宇多丸氏: 電子書籍と普通の本の関係って、ちょっとラジオとインターネットに似ているかなっと思うところもあって。例えばインターネットって、要は大半が文字情報じゃないですか。若者が本を読まないって言われて久しかったけど、実はみんな「文字」自体はすごく読むようになってるってことでしょ。つまり、インターネットのおかげで文字情報文化が復権したとも言えるかもしれない。同じようにラジオも、完全に滅びかけの古いメディアだと思われてたけど、みんながスマートフォンなどを持っていて、道を歩くとき何らかの「音」を聞いているこの時代、音楽以外の情報コンテンツとして、むしろラジオ発のポッドキャストが人気だったりする。だから、悲観するよりもチャンス到来って考えたほうがいいと思いますよ。

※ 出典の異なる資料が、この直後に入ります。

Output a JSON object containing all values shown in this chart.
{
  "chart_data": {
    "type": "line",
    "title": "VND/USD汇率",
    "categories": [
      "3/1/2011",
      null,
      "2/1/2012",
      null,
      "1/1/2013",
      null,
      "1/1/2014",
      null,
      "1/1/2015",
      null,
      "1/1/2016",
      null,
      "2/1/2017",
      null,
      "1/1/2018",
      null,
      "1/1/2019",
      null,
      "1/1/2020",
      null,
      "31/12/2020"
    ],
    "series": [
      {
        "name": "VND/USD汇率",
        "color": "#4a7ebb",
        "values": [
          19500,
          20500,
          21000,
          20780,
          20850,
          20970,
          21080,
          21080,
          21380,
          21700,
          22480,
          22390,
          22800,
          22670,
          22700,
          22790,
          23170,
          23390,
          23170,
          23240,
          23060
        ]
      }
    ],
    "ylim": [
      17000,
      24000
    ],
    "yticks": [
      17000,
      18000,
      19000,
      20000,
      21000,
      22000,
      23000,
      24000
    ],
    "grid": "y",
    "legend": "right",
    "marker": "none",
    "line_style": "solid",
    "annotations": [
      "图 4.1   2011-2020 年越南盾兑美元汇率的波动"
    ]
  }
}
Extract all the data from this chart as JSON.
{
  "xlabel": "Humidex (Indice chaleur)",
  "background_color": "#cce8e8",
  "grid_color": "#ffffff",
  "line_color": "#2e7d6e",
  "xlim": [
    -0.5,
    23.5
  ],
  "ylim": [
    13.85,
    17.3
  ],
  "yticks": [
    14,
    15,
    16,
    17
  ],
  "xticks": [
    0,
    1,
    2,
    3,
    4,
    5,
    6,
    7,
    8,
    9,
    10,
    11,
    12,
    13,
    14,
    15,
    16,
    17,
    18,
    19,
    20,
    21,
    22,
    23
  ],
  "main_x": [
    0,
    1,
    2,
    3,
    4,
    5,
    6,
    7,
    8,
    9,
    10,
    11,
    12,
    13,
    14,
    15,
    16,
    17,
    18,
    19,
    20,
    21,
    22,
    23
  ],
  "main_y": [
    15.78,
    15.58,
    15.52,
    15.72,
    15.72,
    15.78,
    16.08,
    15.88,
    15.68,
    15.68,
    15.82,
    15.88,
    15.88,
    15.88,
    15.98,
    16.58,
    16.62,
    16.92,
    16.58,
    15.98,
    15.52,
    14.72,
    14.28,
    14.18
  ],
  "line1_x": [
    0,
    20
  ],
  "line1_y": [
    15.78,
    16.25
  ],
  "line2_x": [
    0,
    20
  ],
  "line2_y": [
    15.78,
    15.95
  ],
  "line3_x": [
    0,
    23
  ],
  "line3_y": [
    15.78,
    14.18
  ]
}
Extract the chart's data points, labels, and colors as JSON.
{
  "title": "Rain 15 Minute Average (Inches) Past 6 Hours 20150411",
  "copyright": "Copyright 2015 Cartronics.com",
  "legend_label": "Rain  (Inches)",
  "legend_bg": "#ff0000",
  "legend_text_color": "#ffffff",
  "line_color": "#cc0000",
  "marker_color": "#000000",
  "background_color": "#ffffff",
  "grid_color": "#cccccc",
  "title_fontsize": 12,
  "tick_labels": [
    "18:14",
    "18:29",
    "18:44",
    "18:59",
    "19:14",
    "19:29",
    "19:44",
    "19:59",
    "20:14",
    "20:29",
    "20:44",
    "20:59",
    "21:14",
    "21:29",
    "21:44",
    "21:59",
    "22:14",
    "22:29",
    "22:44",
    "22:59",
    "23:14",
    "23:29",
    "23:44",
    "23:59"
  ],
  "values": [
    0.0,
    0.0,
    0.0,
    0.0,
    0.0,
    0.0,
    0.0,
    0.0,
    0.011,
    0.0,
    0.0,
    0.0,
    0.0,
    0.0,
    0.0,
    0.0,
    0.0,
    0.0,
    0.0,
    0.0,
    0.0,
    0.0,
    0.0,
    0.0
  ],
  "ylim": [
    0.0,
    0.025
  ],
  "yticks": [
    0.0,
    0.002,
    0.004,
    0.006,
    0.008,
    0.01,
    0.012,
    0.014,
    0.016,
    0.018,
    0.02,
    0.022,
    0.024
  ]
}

――将来的に、電子書籍はどんな存在になっていたら良いなと思いますか。
宇多丸氏: もうちょっとディスプレイが軽くて薄くなってくれれば、やっぱりそれに越した事はないですよね。現状、いくら軽いといっても、やっぱりちょっと持ち運びには不便さを感じますよね。あれが、折り畳めたりして通常はコンパクトだけど、開くと全部画面だとか、そういう感じになったらいいなとは思います。そうなると紙資源問題とかにも役立ちますよね。ただ、手書きという行為自体が無くなるとも思いませんけど。絶対にそれは。紙に書かないとダメな事は絶対にあると思うし。
――今、手書きという話題が出たんですけど、アイデアや歌詞、ラジオで話す事のネタ帳ってあると思うんですけど、宇多丸さんはどうなさっているんですか?
宇多丸氏: 「シネマハスラー」だけはガッチリ、ノートを書いています。メモというよりは、自分用の台本に近いですね。当日放送する時間前に、家でやるんですけど、最近は2~3時間はかかるようになっちゃっていました。このネタを話したら、次はこの話…みたいに順番をつけているんです。
以前、もうちょっと台本が短い時期は、ドトールとかで書いていたんですけど、ちょっと書く量が多くなりすぎちゃって。あと、歌詞とかは家で書いていますしね。